A few lines from Ishmael Reed’s 1972 novel “Mumbo Jumbo” should have been there, too: “‘Deluxe Ice Cream, Coffee, 1 cent Pies, Cakes, Tobacco, Hot Dogs and Highways,’” says a Haitian to 1920s Harlem hoodoo detectives PaPa LaBas and Black Herman. “‘Highways leading to nowhere. Highways leading to somewhere. Highways the [U.S. Marines'] Occupation used to speed along in their automobiles, killing dogs, pigs and cattle belonging to the poor people. What IS the American fetish about highways?’ ‘They want to get somewhere,’ LaBas offers. ‘Because something is after them,’ Black Herman adds. ‘But what is after them?’ ‘They are after themselves. They call it destiny. Progress.

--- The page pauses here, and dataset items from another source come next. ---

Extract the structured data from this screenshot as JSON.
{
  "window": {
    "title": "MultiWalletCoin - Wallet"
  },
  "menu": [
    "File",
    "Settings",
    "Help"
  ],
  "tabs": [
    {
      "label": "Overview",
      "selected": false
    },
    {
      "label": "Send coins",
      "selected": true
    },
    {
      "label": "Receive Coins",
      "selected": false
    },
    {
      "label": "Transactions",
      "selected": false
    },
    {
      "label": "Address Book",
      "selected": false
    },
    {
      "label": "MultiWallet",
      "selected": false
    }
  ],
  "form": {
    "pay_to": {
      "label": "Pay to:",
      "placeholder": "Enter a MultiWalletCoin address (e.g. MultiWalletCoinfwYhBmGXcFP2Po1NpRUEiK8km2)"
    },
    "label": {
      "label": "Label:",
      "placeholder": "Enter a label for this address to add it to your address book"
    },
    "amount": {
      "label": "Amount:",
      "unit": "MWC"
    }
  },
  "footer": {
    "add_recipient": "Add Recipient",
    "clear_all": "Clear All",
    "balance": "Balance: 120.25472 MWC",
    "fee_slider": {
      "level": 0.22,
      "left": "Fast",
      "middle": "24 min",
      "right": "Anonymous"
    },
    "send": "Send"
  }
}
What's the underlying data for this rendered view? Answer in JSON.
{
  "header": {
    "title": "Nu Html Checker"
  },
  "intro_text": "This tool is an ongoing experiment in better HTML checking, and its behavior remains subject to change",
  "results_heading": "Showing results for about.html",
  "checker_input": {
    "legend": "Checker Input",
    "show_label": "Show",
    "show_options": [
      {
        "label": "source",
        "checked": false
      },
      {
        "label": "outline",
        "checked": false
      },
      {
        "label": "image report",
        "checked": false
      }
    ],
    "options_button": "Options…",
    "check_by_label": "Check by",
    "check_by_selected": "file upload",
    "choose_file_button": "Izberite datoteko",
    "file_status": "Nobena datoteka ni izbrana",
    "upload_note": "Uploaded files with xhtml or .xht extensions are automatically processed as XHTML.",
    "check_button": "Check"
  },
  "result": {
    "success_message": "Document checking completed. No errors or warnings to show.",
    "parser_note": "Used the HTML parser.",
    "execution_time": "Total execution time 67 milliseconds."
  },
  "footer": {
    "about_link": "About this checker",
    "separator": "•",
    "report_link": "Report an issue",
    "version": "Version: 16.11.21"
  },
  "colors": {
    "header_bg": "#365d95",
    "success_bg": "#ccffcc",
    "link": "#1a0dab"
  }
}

We call it Haints.’”
6) “Rock Style” (Metropolitan Museum of Art)
A Tommy Hilfiger production, with co-sponsorship from Condi Nast and Estie Lauder, it made you feel like you’d dreamed your way into a Vanity Fair ad supplement and would never wake up.
7) Randy Weeks “Madeline” on “Madeline” (Hightone)
The composer of Lucinda Williams’ “Can’t Let Go” digs himself into a very dark, very convincing seduction song in a town where there’s nothing else to do. Weeks’ voice isn’t strong enough to make the recording stand up for long, but while it lasts there’s a cruel, alluring shadow of Larry Clark’s “Tulsa” in the background.
8) Hillary Clinton at Riverside Church, New York (March 5)
What’s disarming about Hillary Clinton is the way she stands up in front of a crowd and speaks at length in paragraphs, without notes, without seeming to have memorized anything, simply as if she knows her own mind. She’s that organized and that fierce. But this day, addressing the not-guilty verdict in the trial of the police who shot Amadou Diallo without mentioning it, she was, one by one, reading the sort of words (“To hunker down instead of reaching out. To shut doors instead of opening them.”) nobody speaks without counting the cost of each.
9) Chlok Sevigny Gets Lucky in Love in “If These Walls Could Talk 2″ (HBO, March 5)
After getting HIV in “Kids” the first time she has sex, V.D. in “The Last Days of Disco” the first time she has sex, falling in love with a man who turns out to be a woman and then gets shot in front of her in “Boys Don’t Cry,” it’s about time. Interesting music, too — faraway, smoky soul — as opposed to the horrifying washing-machine melodies of the Ellen DeGeneres/Sharon Stone episode.
10) Washington Phillips “I Had a Good Father and Mother” on “Storefront and Streetcorner Gospel (1927-1929)” (Document, Austria)
A heavy-set, unsmiling man in his 30s, Phillips had a sense of humor (“Denomination Blues,” a deadpan account of the endless antipathies Christian orders find in a message of love). He played, and was apparently the only person ever to record with, the dolceola, a kind of dulcimer that sounded like an electric zither run through a Leslie speaker cabinet, showing you a heaven populated by ghosts. In 1929, at his last recording session, just a year before he was committed to the insane asylum where he would spend the few years that remained of his life, he sang the saddest song in the world, thanking his parents for putting him on the right path. You listen and you know the world is poorer because he is not in it.